A resposta a nossa pergunta foi: “a emigração deixou de ser o que era; apesar de serem os jovens masculinos e solteiros os principais candidatos a emigração, cada vez mais surgem jovens raparigas com projetos próprios de emigração. Muitas delas recorrendo a emigração clandestina e por via marítima”. Aliás, já houve alguns episódios em que a associação, através dos seus núcleos foi chamada a resgatar elementos da comunidade em dificuldade ou que haviam sido presas num determinado país123.

Foi o que aconteceu em setembro de 2011, quando uma rapariga tentou a sua sorte viajando para o Senegal e depois para Mauritânia, onde ficou sem todos os seus haveres, foi presa e mantida em condições desumanas durante um longo período. Quando a associação tomou conhecimento da situação fez as diligências necessárias, tendo mesmo enviado o presidente da associação para resolver o caso. Sendo os custos suportados pelos núcleos de Dakar e Nouakchott. Contudo, mesmo com este apoio, não foi fácil resgatar a jovem.

A informação sobre estes casos é bastante difícil não só pela sua complexidade, como pelos meios envolvidos e também pelo fato de a ASSOFITA ter como política a não divulgação de elementos sobre estes casos antes da sua resolução.

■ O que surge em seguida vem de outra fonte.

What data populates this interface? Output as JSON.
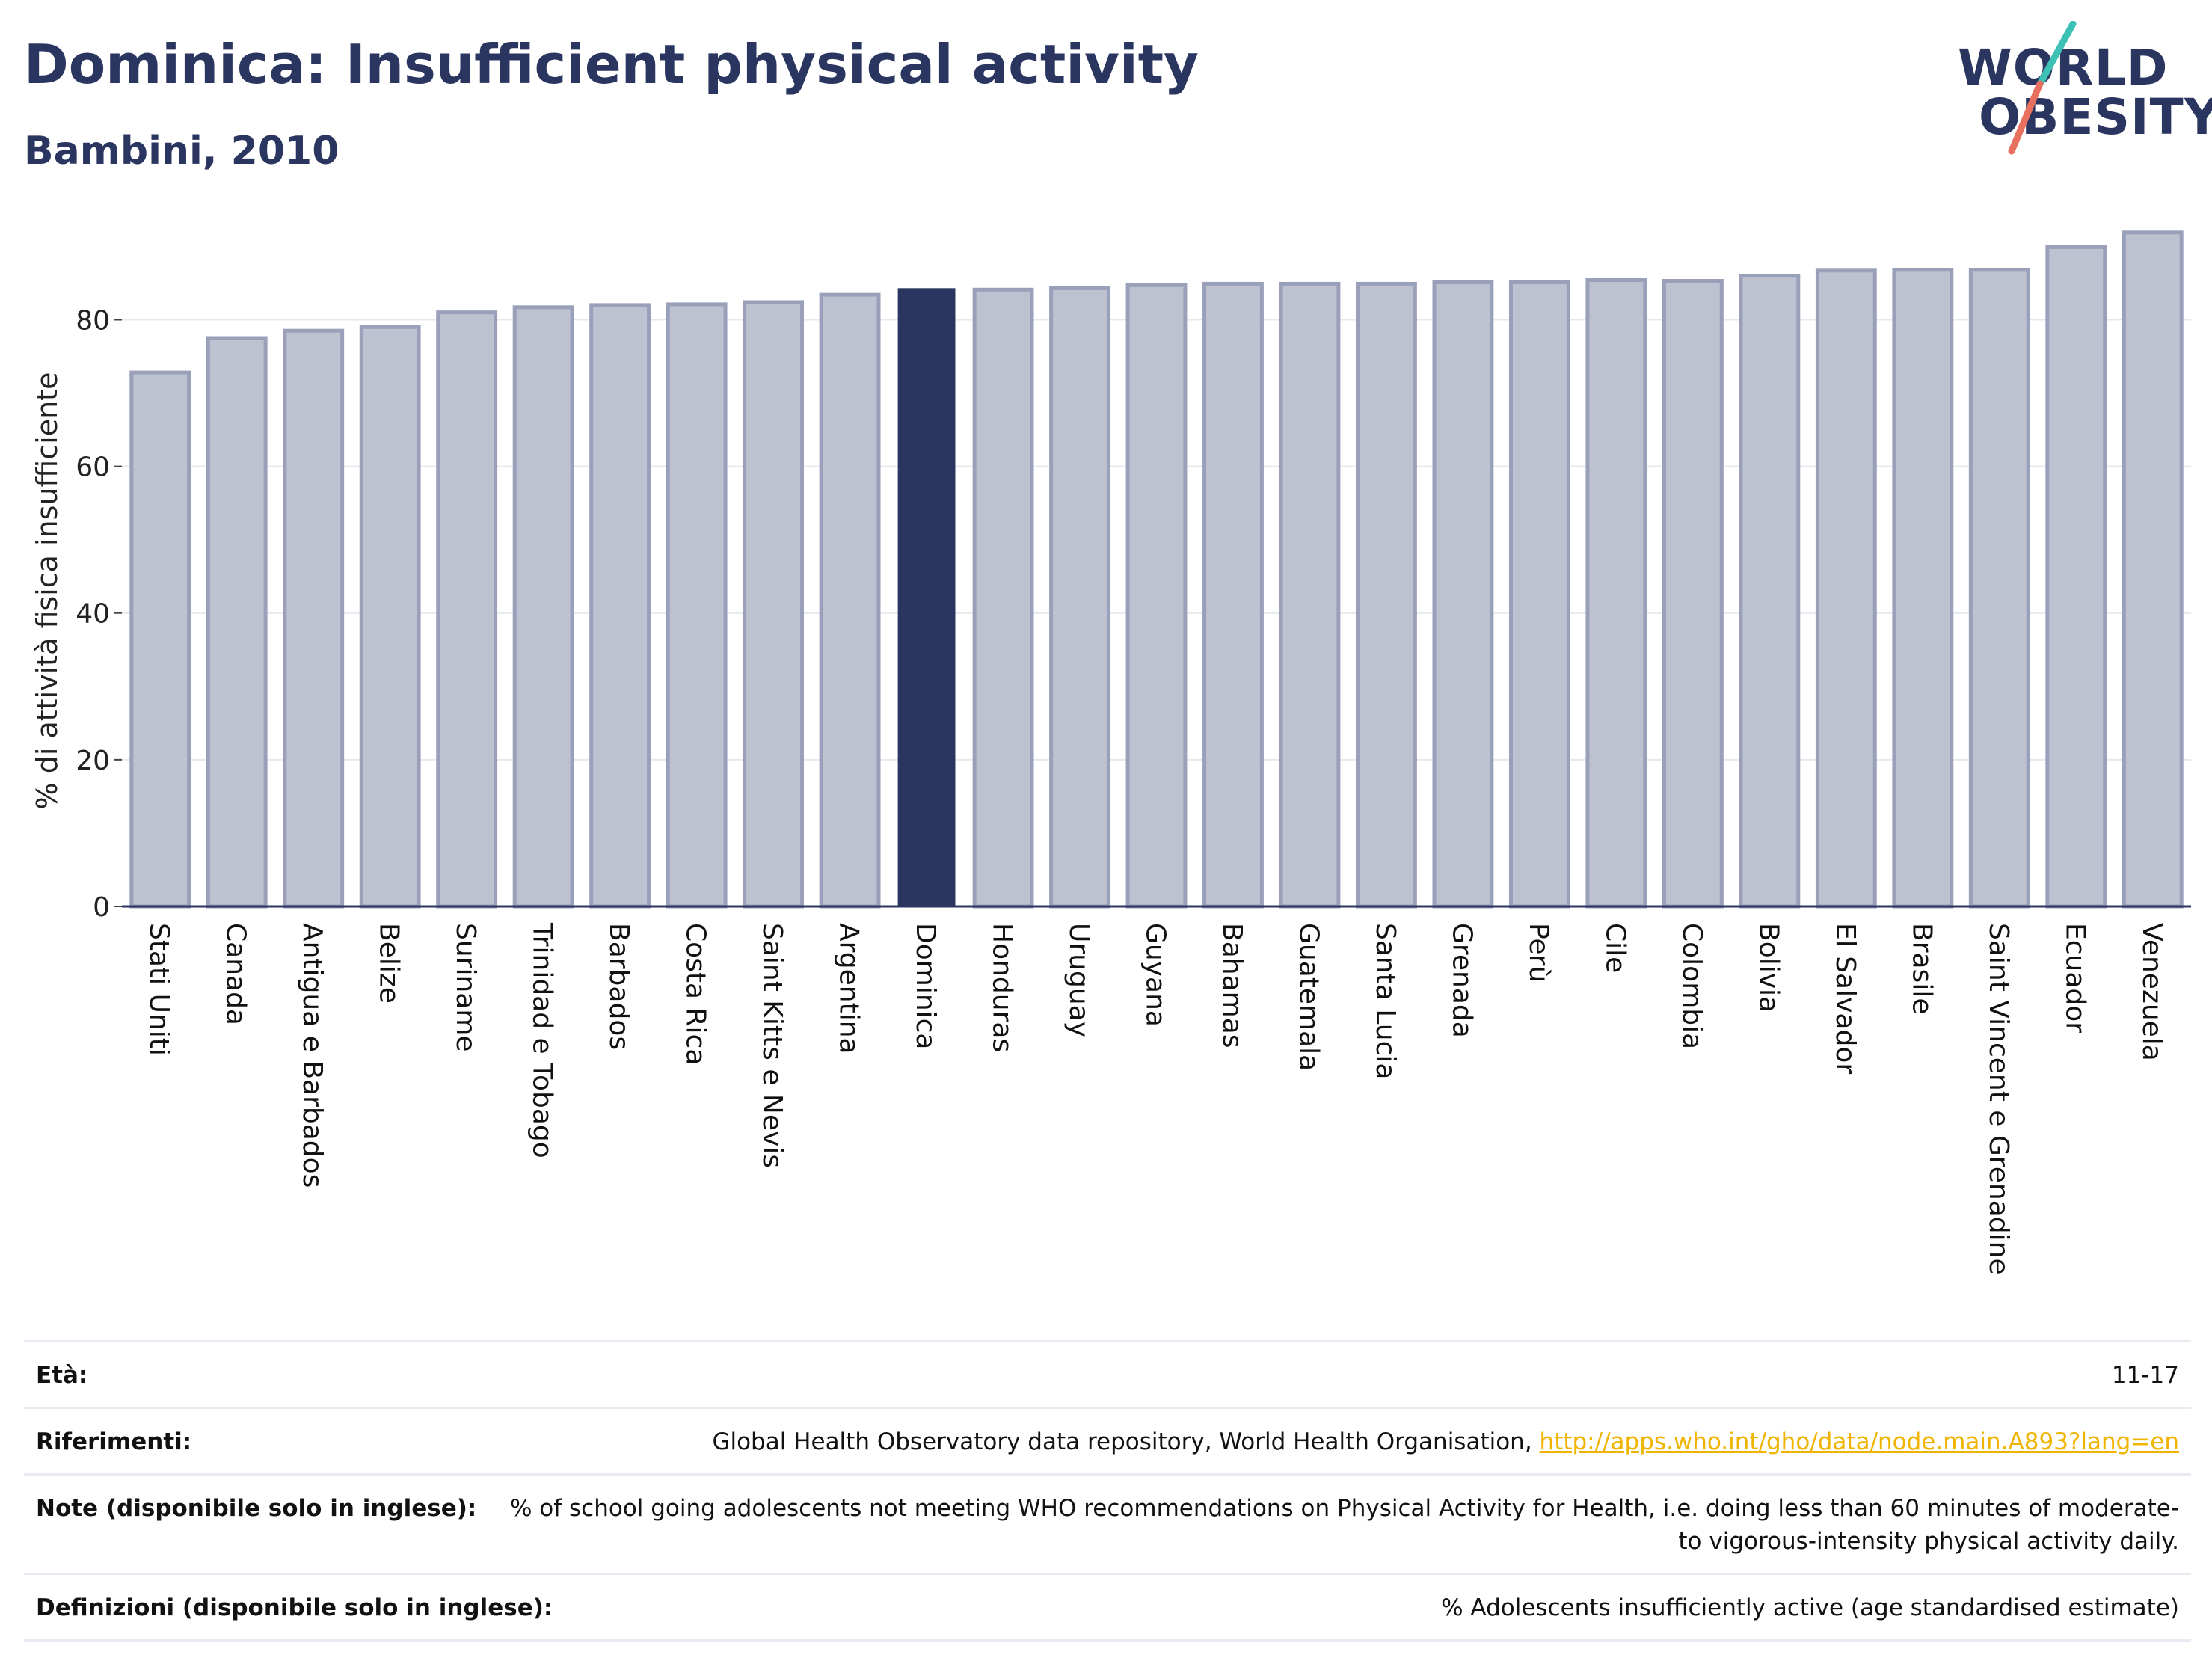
{
  "header": {
    "title": "Dominica: Insufficient physical activity",
    "subtitle": "Bambini, 2010"
  },
  "logo": {
    "line1": "WORLD",
    "line2": "OBESITY",
    "accent_colors": [
      "#3ec1b5",
      "#e8705f"
    ]
  },
  "colors": {
    "bar_default": "#bec1cf",
    "bar_default_stroke": "#9aa0ba",
    "bar_highlight": "#2b3660",
    "title": "#2b3660",
    "link": "#f0b400"
  },
  "chart_data": {
    "type": "bar",
    "title": "",
    "xlabel": "",
    "ylabel": "% di attività fisica insufficiente",
    "ylim": [
      0,
      93
    ],
    "yticks": [
      0,
      20,
      40,
      60,
      80
    ],
    "grid": true,
    "highlight": "Dominica",
    "categories": [
      "Stati Uniti",
      "Canada",
      "Antigua e Barbados",
      "Belize",
      "Suriname",
      "Trinidad e Tobago",
      "Barbados",
      "Costa Rica",
      "Saint Kitts e Nevis",
      "Argentina",
      "Dominica",
      "Honduras",
      "Uruguay",
      "Guyana",
      "Bahamas",
      "Guatemala",
      "Santa Lucia",
      "Grenada",
      "Perù",
      "Cile",
      "Colombia",
      "Bolivia",
      "El Salvador",
      "Brasile",
      "Saint Vincent e Grenadine",
      "Ecuador",
      "Venezuela"
    ],
    "values": [
      72.8,
      77.5,
      78.5,
      79.0,
      81.0,
      81.7,
      82.0,
      82.1,
      82.4,
      83.4,
      84.3,
      84.1,
      84.3,
      84.7,
      84.9,
      84.9,
      84.9,
      85.1,
      85.1,
      85.4,
      85.3,
      86.0,
      86.7,
      86.8,
      86.8,
      89.9,
      91.9
    ]
  },
  "meta": {
    "rows": [
      {
        "label": "Età:",
        "value": "11-17",
        "link": ""
      },
      {
        "label": "Riferimenti:",
        "value": "Global Health Observatory data repository, World Health Organisation, ",
        "link": "http://apps.who.int/gho/data/node.main.A893?lang=en"
      },
      {
        "label": "Note (disponibile solo in inglese):",
        "value": "% of school going adolescents not meeting WHO recommendations on Physical Activity for Health, i.e. doing less than 60 minutes of moderate- to vigorous-intensity physical activity daily.",
        "link": ""
      },
      {
        "label": "Definizioni (disponibile solo in inglese):",
        "value": "% Adolescents insufficiently active (age standardised estimate)",
        "link": ""
      }
    ]
  }
}
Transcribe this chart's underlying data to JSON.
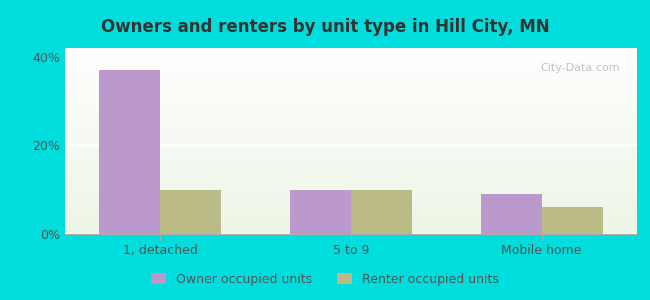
{
  "title": "Owners and renters by unit type in Hill City, MN",
  "categories": [
    "1, detached",
    "5 to 9",
    "Mobile home"
  ],
  "owner_values": [
    37.0,
    10.0,
    9.0
  ],
  "renter_values": [
    10.0,
    10.0,
    6.0
  ],
  "owner_color": "#bb99cc",
  "renter_color": "#bbbb88",
  "ylim": [
    0,
    42
  ],
  "yticks": [
    0,
    20,
    40
  ],
  "ytick_labels": [
    "0%",
    "20%",
    "40%"
  ],
  "background_outer": "#00dddd",
  "bar_width": 0.32,
  "legend_owner": "Owner occupied units",
  "legend_renter": "Renter occupied units",
  "watermark": "City-Data.com"
}
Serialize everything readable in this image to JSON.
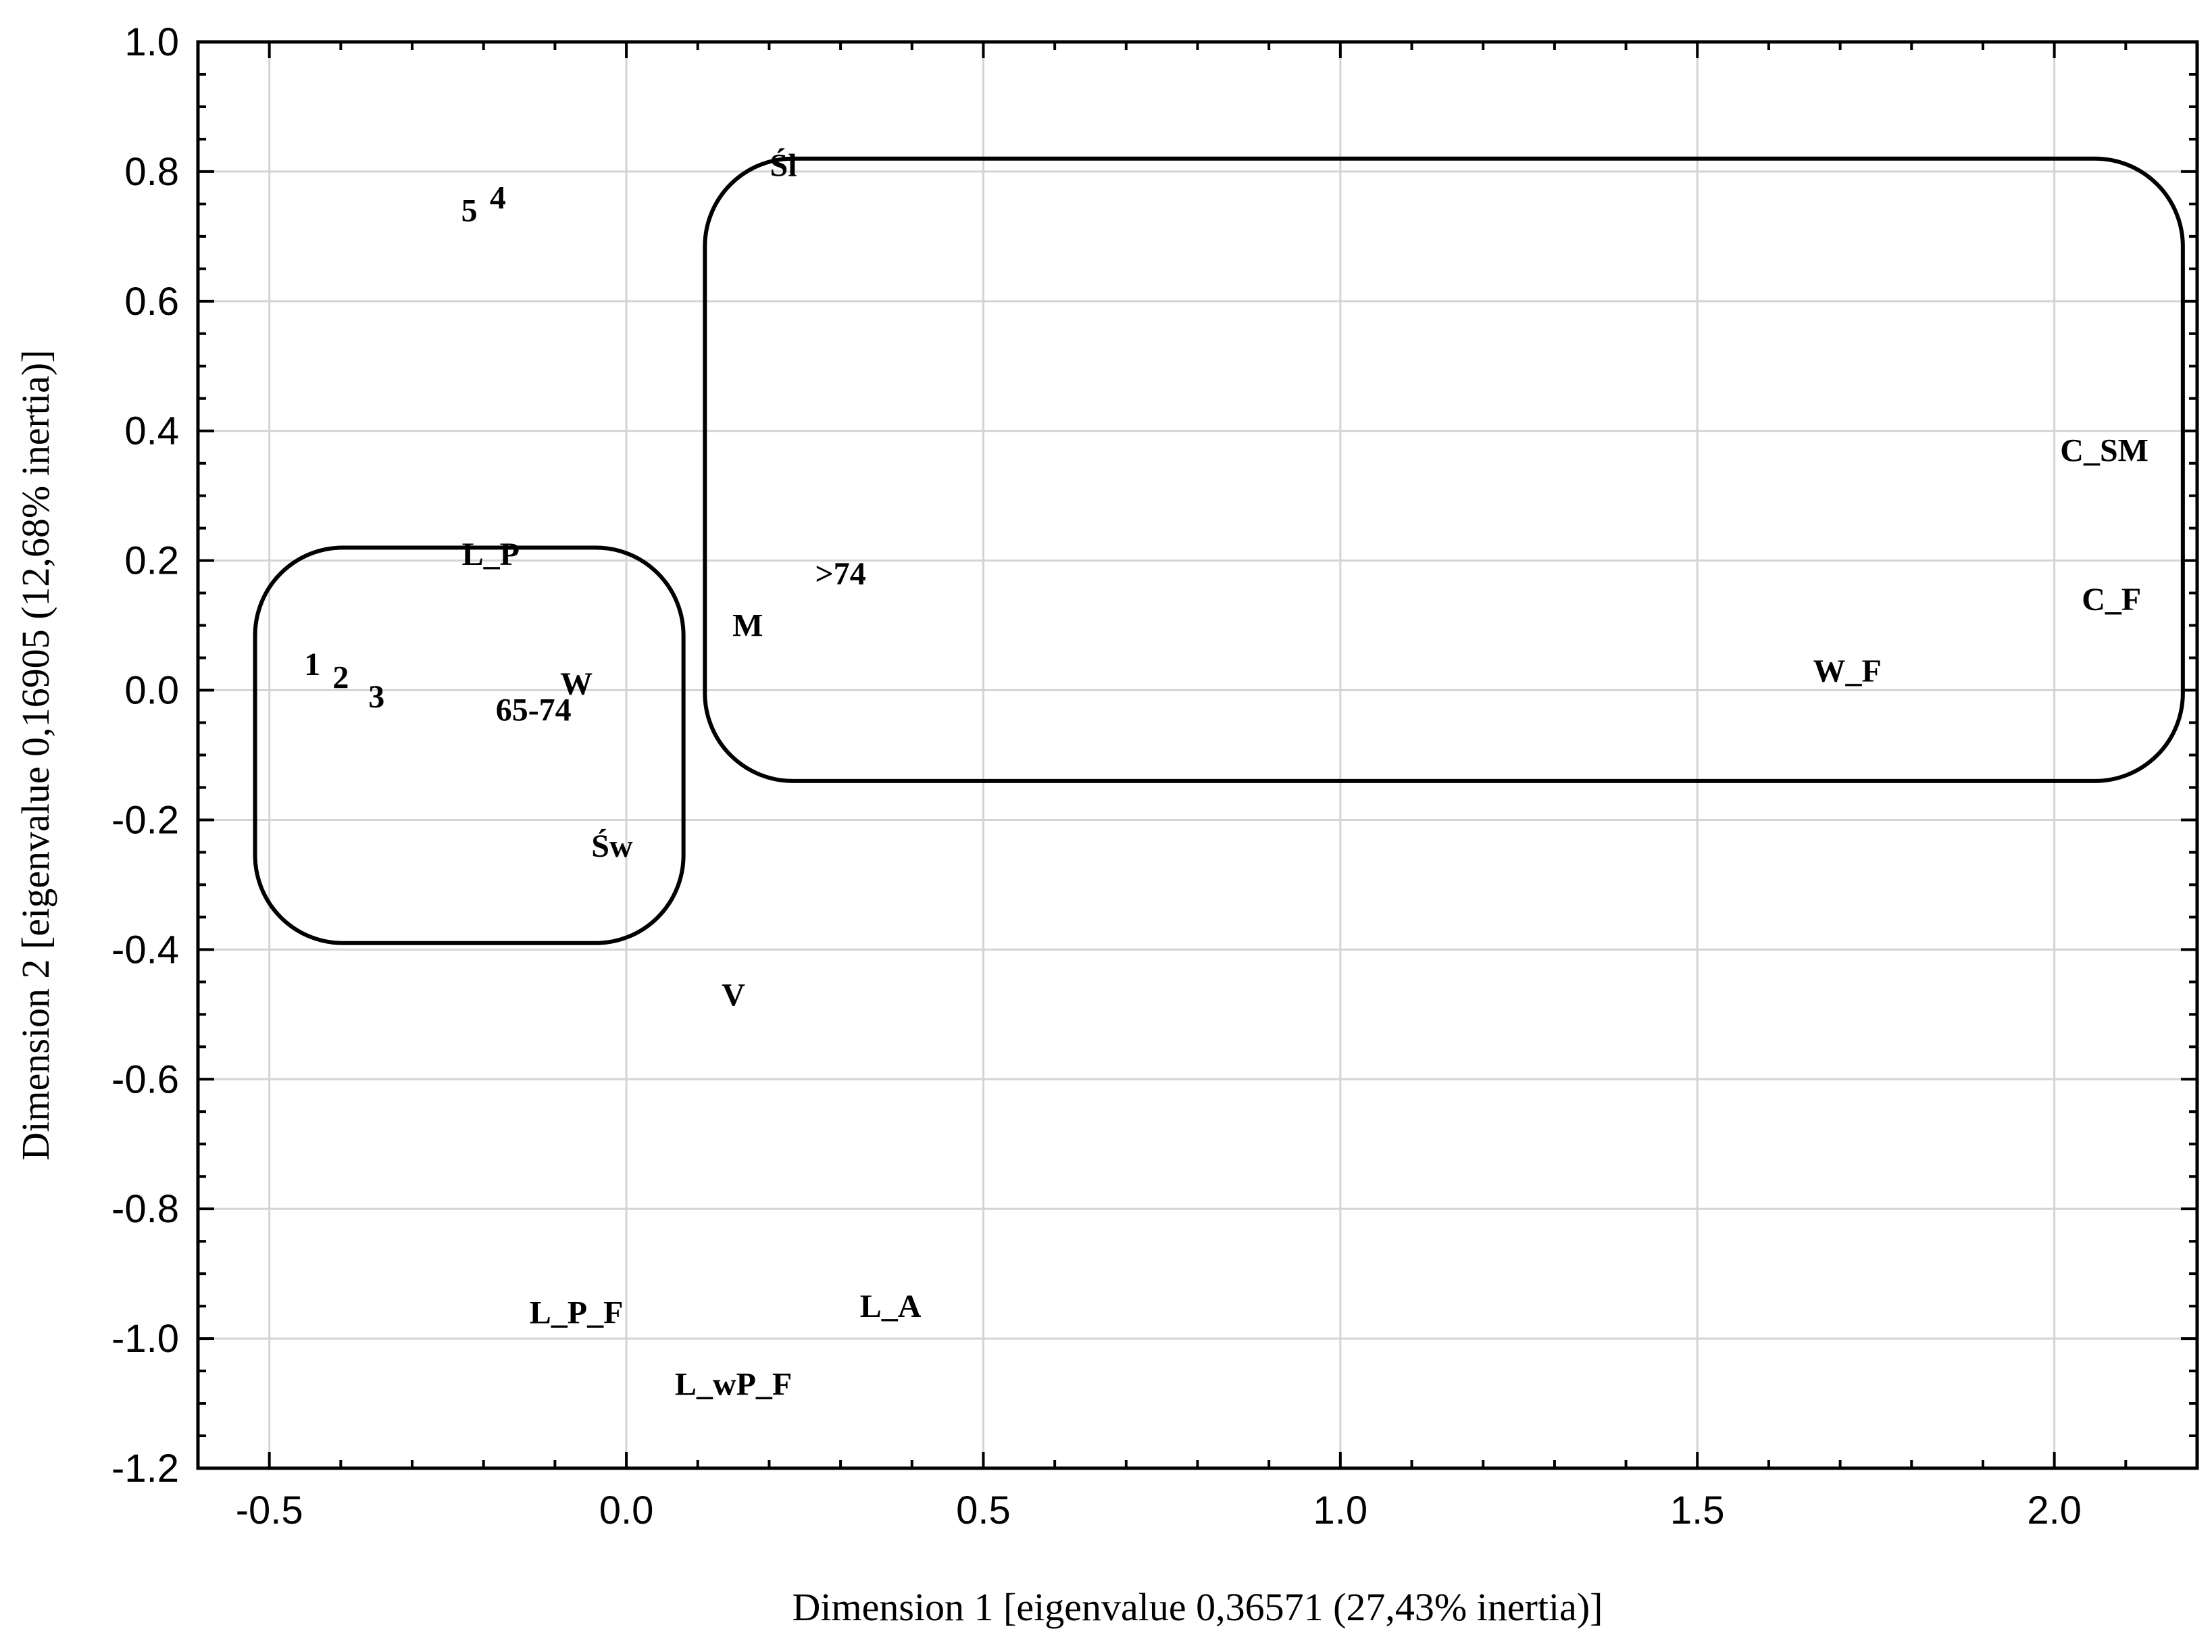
{
  "chart_data": {
    "type": "scatter",
    "title": "",
    "xlabel": "Dimension 1 [eigenvalue 0,36571 (27,43% inertia)]",
    "ylabel": "Dimension 2 [eigenvalue 0,16905 (12,68% inertia)]",
    "xlim": [
      -0.6,
      2.2
    ],
    "ylim": [
      -1.2,
      1.0
    ],
    "x_ticks": [
      "-0.5",
      "0.0",
      "0.5",
      "1.0",
      "1.5",
      "2.0"
    ],
    "x_tick_values": [
      -0.5,
      0.0,
      0.5,
      1.0,
      1.5,
      2.0
    ],
    "y_ticks": [
      "1.0",
      "0.8",
      "0.6",
      "0.4",
      "0.2",
      "0.0",
      "-0.2",
      "-0.4",
      "-0.6",
      "-0.8",
      "-1.0",
      "-1.2"
    ],
    "y_tick_values": [
      1.0,
      0.8,
      0.6,
      0.4,
      0.2,
      0.0,
      -0.2,
      -0.4,
      -0.6,
      -0.8,
      -1.0,
      -1.2
    ],
    "grid": true,
    "points": [
      {
        "label": "1",
        "x": -0.44,
        "y": 0.04
      },
      {
        "label": "2",
        "x": -0.4,
        "y": 0.02
      },
      {
        "label": "3",
        "x": -0.35,
        "y": -0.01
      },
      {
        "label": "4",
        "x": -0.18,
        "y": 0.76
      },
      {
        "label": "5",
        "x": -0.22,
        "y": 0.74
      },
      {
        "label": "L_P",
        "x": -0.19,
        "y": 0.21
      },
      {
        "label": "W",
        "x": -0.07,
        "y": 0.01
      },
      {
        "label": "65-74",
        "x": -0.13,
        "y": -0.03
      },
      {
        "label": "Św",
        "x": -0.02,
        "y": -0.24
      },
      {
        "label": "Śl",
        "x": 0.22,
        "y": 0.81
      },
      {
        "label": ">74",
        "x": 0.3,
        "y": 0.18
      },
      {
        "label": "M",
        "x": 0.17,
        "y": 0.1
      },
      {
        "label": "V",
        "x": 0.15,
        "y": -0.47
      },
      {
        "label": "L_P_F",
        "x": -0.07,
        "y": -0.96
      },
      {
        "label": "L_A",
        "x": 0.37,
        "y": -0.95
      },
      {
        "label": "L_wP_F",
        "x": 0.15,
        "y": -1.07
      },
      {
        "label": "C_SM",
        "x": 2.07,
        "y": 0.37
      },
      {
        "label": "C_F",
        "x": 2.08,
        "y": 0.14
      },
      {
        "label": "W_F",
        "x": 1.71,
        "y": 0.03
      }
    ],
    "groups": [
      {
        "x_range": [
          -0.52,
          0.08
        ],
        "y_range": [
          -0.39,
          0.22
        ]
      },
      {
        "x_range": [
          0.11,
          2.18
        ],
        "y_range": [
          -0.14,
          0.82
        ]
      }
    ]
  }
}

Primeiro, tratando-se de assuntos que envolvem a emigração clandestina, a sua divulgação acabaria por tornar muito mais difícil a sua resolução. Por outro, publicitar estes casos criaria um pânico acrescido na comunidade.

123 ASSOFITA tem núcleos em Canchungo, Bissau e praticamente em todos os países da emigração Manjaca: Senegal, Gâmbia, Mauritânia, Portugal, Espanha e França.